David Farrer’s Godmother
Marion Illingworth was born on 18th. September, 1881. She died in July 1975. She was born in Bradford, the eldest of eleven children of a prosperous wool merchant who made a serious financial misjudgement by dying early. As a result, having been educated for ladylike idleness, she went to London to train as a nurse at Guys from 1904 – 8.
She was a sister at Guys when the Great War broke out and was in the first group of professional nurses to go to Belgium with the “first hundred thousand “. She served in the first field hospitals facing the unprecedented horrors of the retreat from Mons and the fighting at Le Cateau. When I was a child of around nine she described to me the hellish conditions for the wounded, brought in on straw carts, desperately ravaged, faced with a terrible shortage of anaesthetics, medication or the most basic means of cleaning and tending their shattered bodies.

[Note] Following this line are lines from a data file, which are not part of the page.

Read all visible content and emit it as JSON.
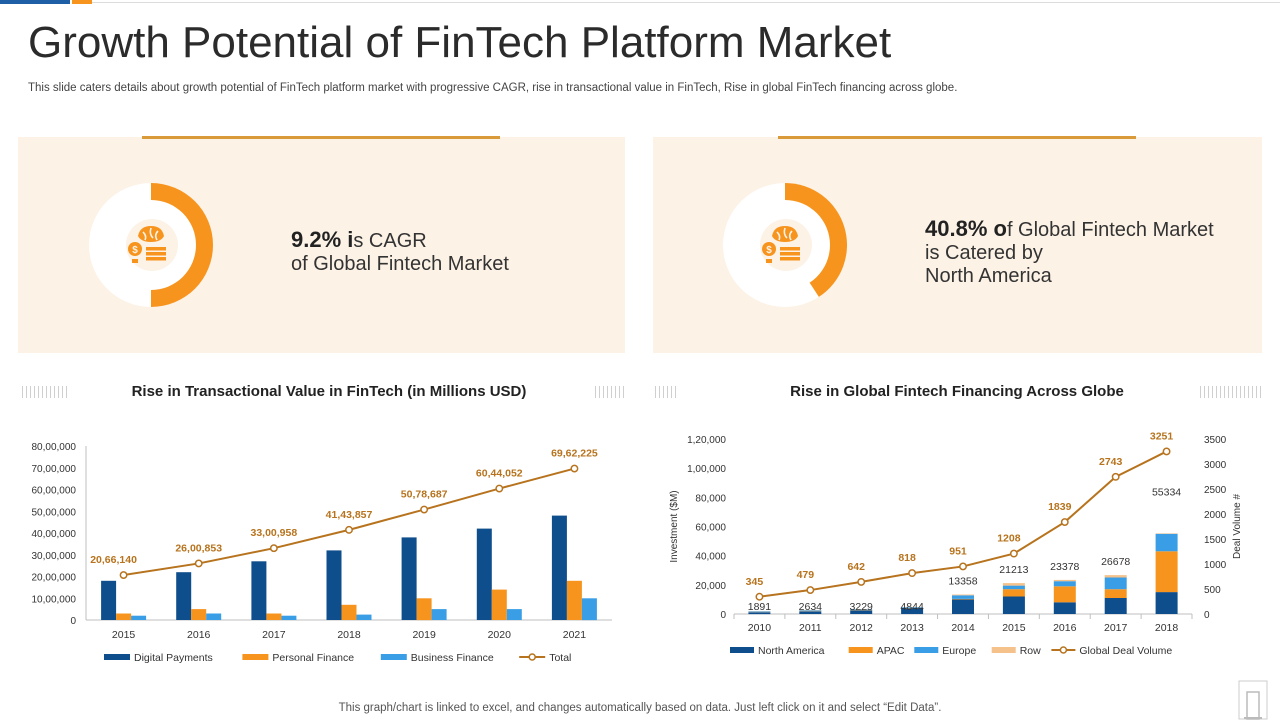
{
  "title": "Growth Potential of FinTech Platform Market",
  "subtitle": "This slide caters details about growth potential of FinTech platform market with progressive CAGR, rise in transactional value in FinTech, Rise in global FinTech financing across globe.",
  "colors": {
    "accent": "#f7941d",
    "navy": "#0f4e8c",
    "light_blue": "#3a9ee6",
    "peach": "#f6c28b",
    "line": "#b7731d",
    "card_bg": "#fcf2e6"
  },
  "card1": {
    "value": "9.2% i",
    "rest": "s CAGR",
    "line2": "of Global Fintech Market",
    "fraction": 0.5,
    "icon": "money-brain-icon"
  },
  "card2": {
    "value": "40.8% o",
    "rest": "f Global Fintech Market",
    "line2": "is Catered by",
    "line3": "North America",
    "fraction": 0.408,
    "icon": "money-brain-icon"
  },
  "footer": "This graph/chart is linked to excel,  and changes automatically based on data. Just left click on it and select “Edit Data”.",
  "chart_data": [
    {
      "type": "bar",
      "title": "Rise in Transactional Value in FinTech (in Millions USD)",
      "categories": [
        "2015",
        "2016",
        "2017",
        "2018",
        "2019",
        "2020",
        "2021"
      ],
      "y_ticks": [
        "0",
        "10,00,000",
        "20,00,000",
        "30,00,000",
        "40,00,000",
        "50,00,000",
        "60,00,000",
        "70,00,000",
        "80,00,000"
      ],
      "ylim": [
        0,
        8000000
      ],
      "series": [
        {
          "name": "Digital Payments",
          "kind": "bar",
          "color": "#0f4e8c",
          "values": [
            1800000,
            2200000,
            2700000,
            3200000,
            3800000,
            4200000,
            4800000
          ]
        },
        {
          "name": "Personal Finance",
          "kind": "bar",
          "color": "#f7941d",
          "values": [
            300000,
            500000,
            300000,
            700000,
            1000000,
            1400000,
            1800000
          ]
        },
        {
          "name": "Business Finance",
          "kind": "bar",
          "color": "#3a9ee6",
          "values": [
            200000,
            300000,
            200000,
            250000,
            500000,
            500000,
            1000000
          ]
        },
        {
          "name": "Total",
          "kind": "line",
          "color": "#b7731d",
          "values": [
            2066140,
            2600853,
            3300958,
            4143857,
            5078687,
            6044052,
            6962225
          ],
          "labels": [
            "20,66,140",
            "26,00,853",
            "33,00,958",
            "41,43,857",
            "50,78,687",
            "60,44,052",
            "69,62,225"
          ]
        }
      ],
      "legend": "bottom"
    },
    {
      "type": "bar",
      "title": "Rise in Global Fintech Financing Across Globe",
      "ylabel": "Investment   ($M)",
      "y2label": "Deal Volume #",
      "categories": [
        "2010",
        "2011",
        "2012",
        "2013",
        "2014",
        "2015",
        "2016",
        "2017",
        "2018"
      ],
      "y_ticks": [
        "0",
        "20,000",
        "40,000",
        "60,000",
        "80,000",
        "1,00,000",
        "1,20,000"
      ],
      "y2_ticks": [
        "0",
        "500",
        "1000",
        "1500",
        "2000",
        "2500",
        "3000",
        "3500"
      ],
      "ylim": [
        0,
        120000
      ],
      "y2lim": [
        0,
        3500
      ],
      "stack_totals": [
        "1891",
        "2634",
        "3229",
        "4844",
        "13358",
        "21213",
        "23378",
        "26678",
        "55334"
      ],
      "series": [
        {
          "name": "North America",
          "kind": "bar",
          "color": "#0f4e8c",
          "values": [
            1200,
            1800,
            2500,
            4000,
            10000,
            12000,
            8000,
            11000,
            15000
          ]
        },
        {
          "name": "APAC",
          "kind": "bar",
          "color": "#f7941d",
          "values": [
            100,
            150,
            200,
            200,
            300,
            5000,
            11000,
            6000,
            28000
          ]
        },
        {
          "name": "Europe",
          "kind": "bar",
          "color": "#3a9ee6",
          "values": [
            400,
            500,
            400,
            500,
            2500,
            2500,
            3500,
            8000,
            12000
          ]
        },
        {
          "name": "Row",
          "kind": "bar",
          "color": "#f6c28b",
          "values": [
            191,
            184,
            129,
            144,
            558,
            1713,
            878,
            1678,
            334
          ]
        },
        {
          "name": "Global Deal Volume",
          "kind": "line",
          "color": "#b7731d",
          "values": [
            345,
            479,
            642,
            818,
            951,
            1208,
            1839,
            2743,
            3251
          ],
          "labels": [
            "345",
            "479",
            "642",
            "818",
            "951",
            "1208",
            "1839",
            "2743",
            "3251"
          ]
        }
      ],
      "legend": "bottom"
    }
  ]
}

She told me – and I can hear her now – how French troops were brought in, already in the death throes of tetanus – “J’ai mal a la gorge ! J’ai mal a la gorge !”

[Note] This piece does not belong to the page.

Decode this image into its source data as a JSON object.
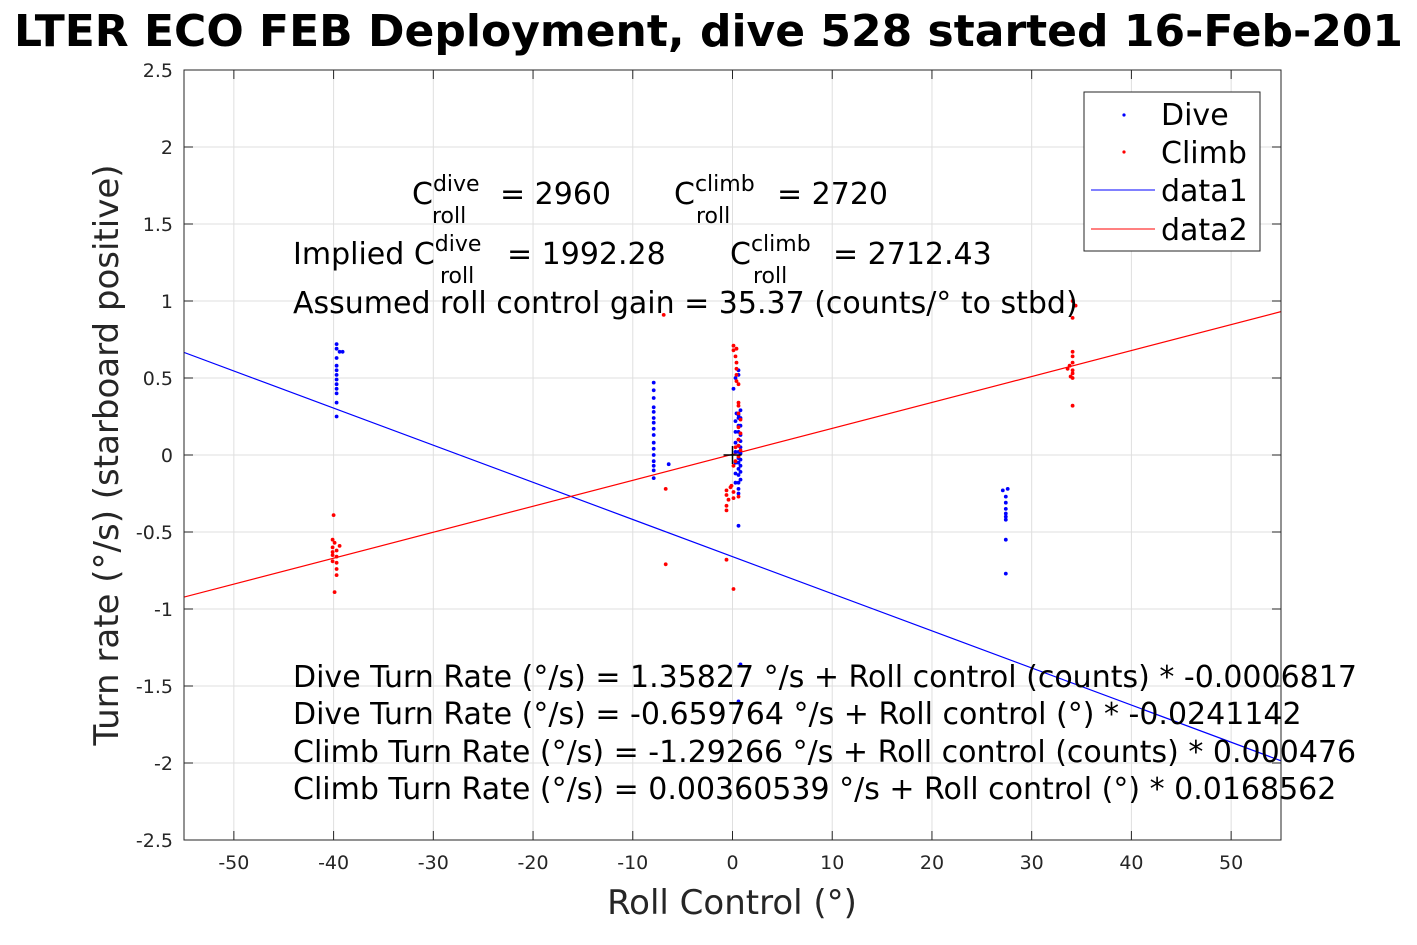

She remained in France until late 1915 when she contracted septicaemia from the infected wounds of those she nursed and was brought back to England with little hope of recovery. But she did. Long before antibiotics, survival was a matter of chance. As a child I gazed in fascination at the part – amputation of her thumb which may have saved her life.
By late 1916 she was back nursing and in 1917, when hopes were high that the USA would join the alliance against the central powers, she was recruited by Jenny Churchill, Winston’s mother, to act as matron at the American Officers’ hospital in Dorset Square, London. There she remained until some time after the end of the war.
In the 1920’s she worked with Marie Stopes, promoting contraception in the desperately impoverished East End and then moved to the Amalgamated Press to edit articles on “women’s issues” in women’s magazines. There she supervised my mother and they remained close friends to the end of her life.
She was my godmother. I spent a great deal of time with her and her sisters in the late 1940s and 1950s and she spoke with a steely clarity of the sufferings of those she nursed in the Great War. I wish I had been old enough to record her or that, when adult, I had given the time to get down what she recalled. Today we still live in the company of her possessions and her endless notes. She is unforgettable.